Meksika, ABD, İsrail ve İngiltere zengin-fakir ayrımının en fazla belirginleştiği ülkeler arasında yer alırken, bu farkın en aza indiği ülkeler ise Danimarka, Norveç, Belçika ve Çek Cumhuriyeti. Raporda Ortak kazanç katının ABD ve İsrail'de 14'e 1; İngiltere, İtalya ve Japonya'da 10'a 1 ve Almanya ile Danimarka'da 6'ya 1 olduğu da belirtildi.

Birçok ülkede sosyal sıkıntıların baş gösterebileceğini belirterek uyarak OECD Genel Sekreteri Angel Gurria, "bu çalışma, ekonomik büyümenin direk daha şanssız kesimine de yansıdığı varsayımlarının aksini kanıtlıyor ve eşitsizlik sosyal düzeni de tehdit ediyor" dedi.

Gini katsayısı olarak bilinen OECD'nin gelir adaleti sıfır ile 1 arasında değişiyor. 0 katsayı, herkesin eşit olmasına işaret ederken, 1 de tüm gelirin tek bir kişide toplanması anlamına geliyor. Gini katsayısı bugün 0.316'da ve 1980'lerin yüzde 10 üzerinde seyrediyor.
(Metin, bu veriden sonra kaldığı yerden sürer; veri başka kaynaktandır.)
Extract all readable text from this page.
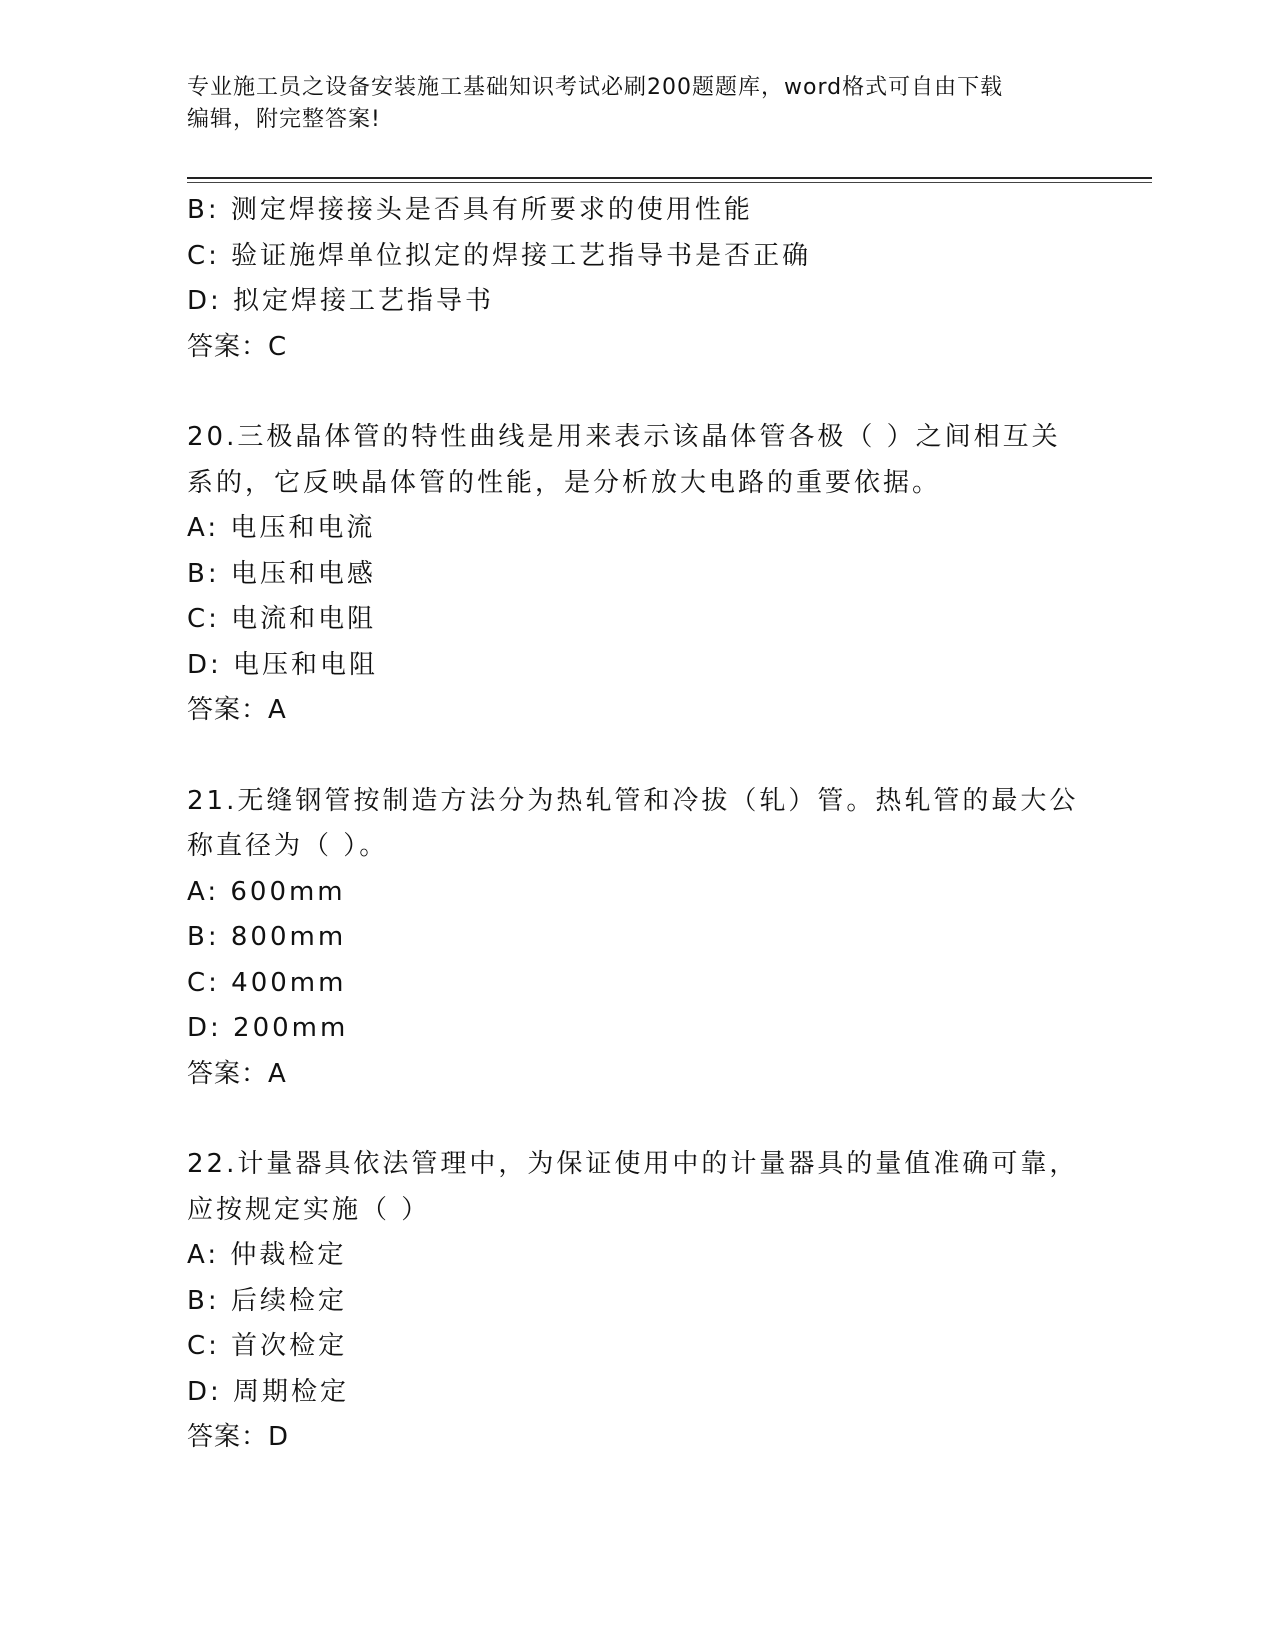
专业施工员之设备安装施工基础知识考试必刷200题题库，word格式可自由下载
编辑，附完整答案!
B: 测定焊接接头是否具有所要求的使用性能
C: 验证施焊单位拟定的焊接工艺指导书是否正确
D: 拟定焊接工艺指导书
答案：C
20.三极晶体管的特性曲线是用来表示该晶体管各极（ ）之间相互关
系的，它反映晶体管的性能，是分析放大电路的重要依据。
A: 电压和电流
B: 电压和电感
C: 电流和电阻
D: 电压和电阻
答案：A
21.无缝钢管按制造方法分为热轧管和冷拔（轧）管。热轧管的最大公
称直径为（ ）。
A: 600mm
B: 800mm
C: 400mm
D: 200mm
答案：A
22.计量器具依法管理中，为保证使用中的计量器具的量值准确可靠，
应按规定实施（ ）
A: 仲裁检定
B: 后续检定
C: 首次检定
D: 周期检定
答案：D
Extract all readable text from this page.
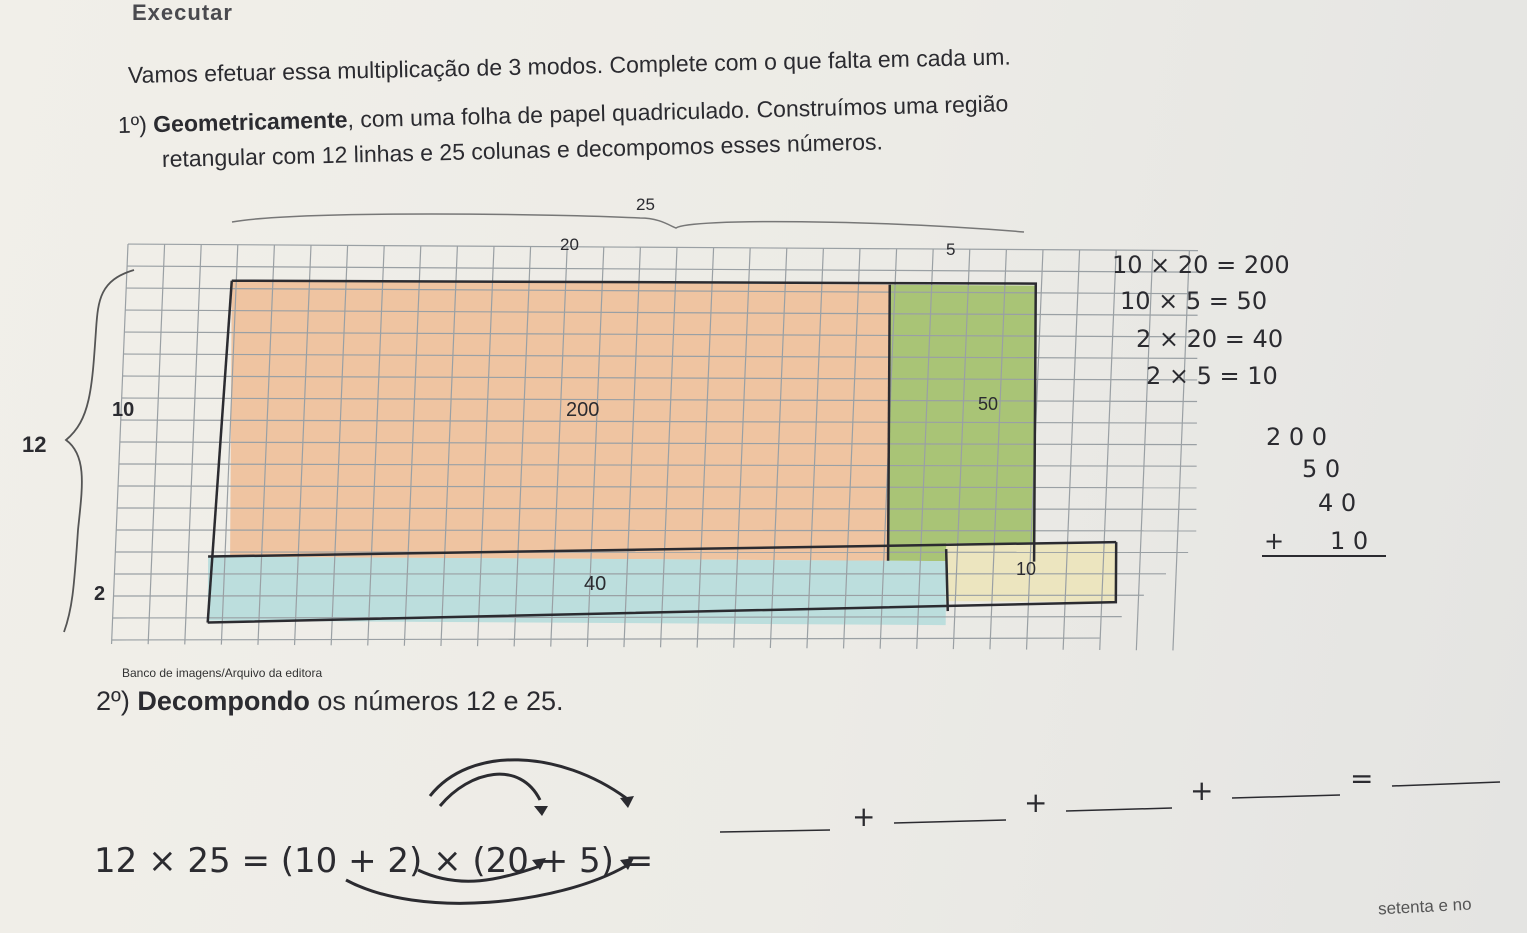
Executar
Vamos efetuar essa multiplicação de 3 modos. Complete com o que falta em cada um.
1º) Geometricamente, com uma folha de papel quadriculado. Construímos uma região
retangular com 12 linhas e 25 colunas e decompomos esses números.
25
20	5
12
10
2
200	50
40
10
10 × 20 = 200
10 × 5 = 50
2 × 20 = 40
2 × 5 = 10
2 0 0
5 0
4 0
+ 1 0
12 × 25 = (10 + 2) × (20 + 5) =
+	+	+	=
Banco de imagens/Arquivo da editora
2º) Decompondo os números 12 e 25.
setenta e no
Gini katsayısı 22 OECD ülkesinin 17'sinde yükselirken, Türkiye, Yunanistan, Fransa, Macaristan ve Belçika'nın katsayılarında ise bir değişiklik kaydedilmedi.

Yüksek ve artan gelir eşitsizliğinden kaçış olmadığını belirten Gurria, tüm iş gücünün kalifikasyonlarını artırmanın, bu adaletsizliği çözme konusunda en güçlü silah olduğunu söyleyerek, insana yatırım yapmanın önemine dikkat çekti.